LUZERN - Bei Luzern hui, in der Nati pfui – an Hakan Yakin scheiden sich einmal mehr die Geister.
Von Michel Wettstein und Heiko Ostendorp | Aktualisiert um 00:01 | 14.08.2010
Seine Bilanz in der Super League kann sich sehen lassen: 4 Spiele, 2 Tore, 1 Assist – und ein BLICK-Notenschnitt von 4,75. Hakan Yakin ist unbestritten eine der wichtigsten Figuren im Team des FC Luzern.
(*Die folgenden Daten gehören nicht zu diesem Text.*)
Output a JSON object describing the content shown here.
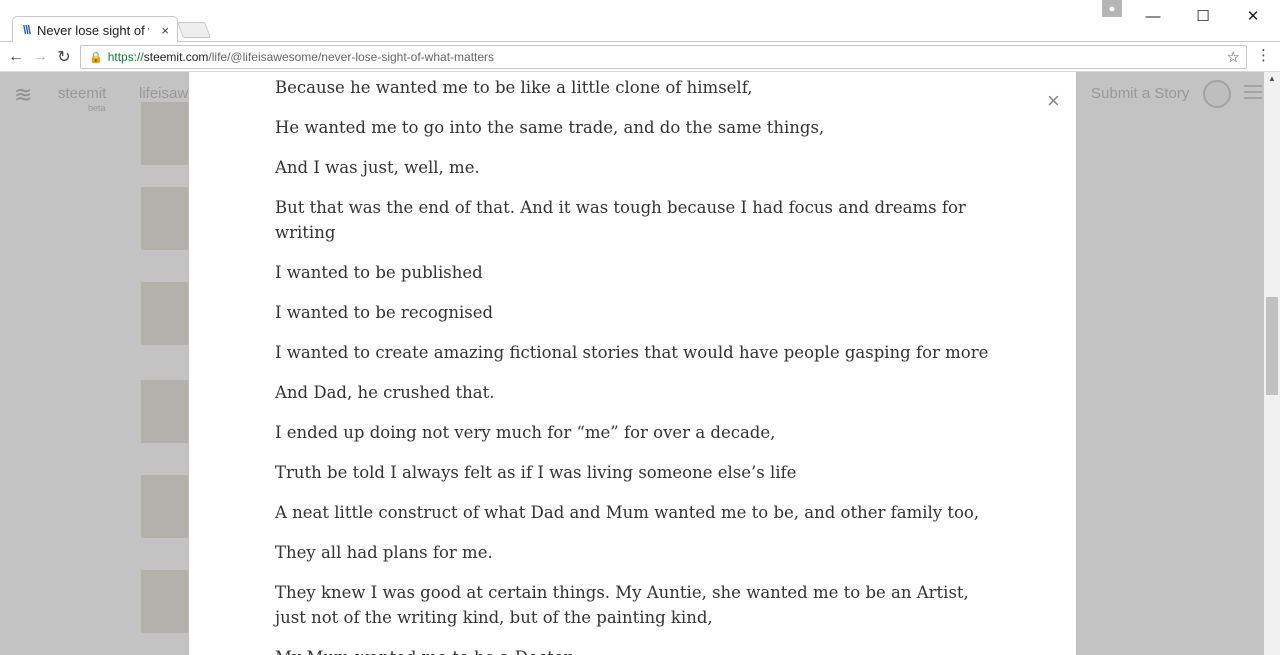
{
  "browser": {
    "tab": {
      "favicon": "steemit-icon",
      "title": "Never lose sight of what matters",
      "close": "×"
    },
    "window_controls": {
      "minimize": "—",
      "maximize": "☐",
      "close": "✕"
    },
    "nav": {
      "back": "←",
      "forward": "→",
      "reload": "↻"
    },
    "url": {
      "scheme": "https://",
      "host": "steemit.com",
      "path": "/life/@lifeisawesome/never-lose-sight-of-what-matters"
    },
    "bookmark_icon": "☆",
    "menu_icon": "⋮"
  },
  "site": {
    "logo": "steemit-logo",
    "name": "steemit",
    "beta": "beta",
    "section": "lifeisaw",
    "submit_story": "Submit a Story"
  },
  "modal": {
    "close_label": "×",
    "paragraphs": [
      "Because he wanted me to be like a little clone of himself,",
      "He wanted me to go into the same trade, and do the same things,",
      "And I was just, well, me.",
      "But that was the end of that. And it was tough because I had focus and dreams for writing",
      "I wanted to be published",
      "I wanted to be recognised",
      "I wanted to create amazing fictional stories that would have people gasping for more",
      "And Dad, he crushed that.",
      "I ended up doing not very much for “me” for over a decade,",
      "Truth be told I always felt as if I was living someone else’s life",
      "A neat little construct of what Dad and Mum wanted me to be, and other family too,",
      "They all had plans for me.",
      "They knew I was good at certain things. My Auntie, she wanted me to be an Artist, just not of the writing kind, but of the painting kind,",
      "My Mum wanted me to be a Doctor,"
    ]
  }
}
National straft Haki wieder mal alle Kritiker Lügen, die ihm unterstellten, es reiche physisch nicht mehr für ein gutes Niveau. «Seit Anfang dieser Saison macht mir Hakan einen körperlich und mental sehr guten Eindruck», lobt FCL-Coach Rolf Fringer.
Trumpft Super-Haki auch heute in Basel auf? Oder sehen die Fans den anderen Yakin – wie am letzten Mittwoch?
Beim 1:0-Sieg der Nati in Österreich kam «Hatsch» mit dem Tempo überhaupt nicht zurecht, wirkte oft überfordert. Von BLICK bekam er die Note 3. Ist er wirklich zu langsam für den internationalen Fussball? Fringer: «Ob man Torchancen mit Schnelligkeit oder mit schneller Auffassungsgabe und Torinstinkt bekommt wie Hakan, spielt doch keine Rolle. Wichtig ist, dass man sie bekommt.» Und die Kritik an Yakins Dösi-Auftritt gegen die Ösis lässt der FCL-Coach auch nicht gelten: «Hakan war bei den gefährlichen Aktionen dabei. Man hat gesehen, dass er auch international zu Chancen kommt.»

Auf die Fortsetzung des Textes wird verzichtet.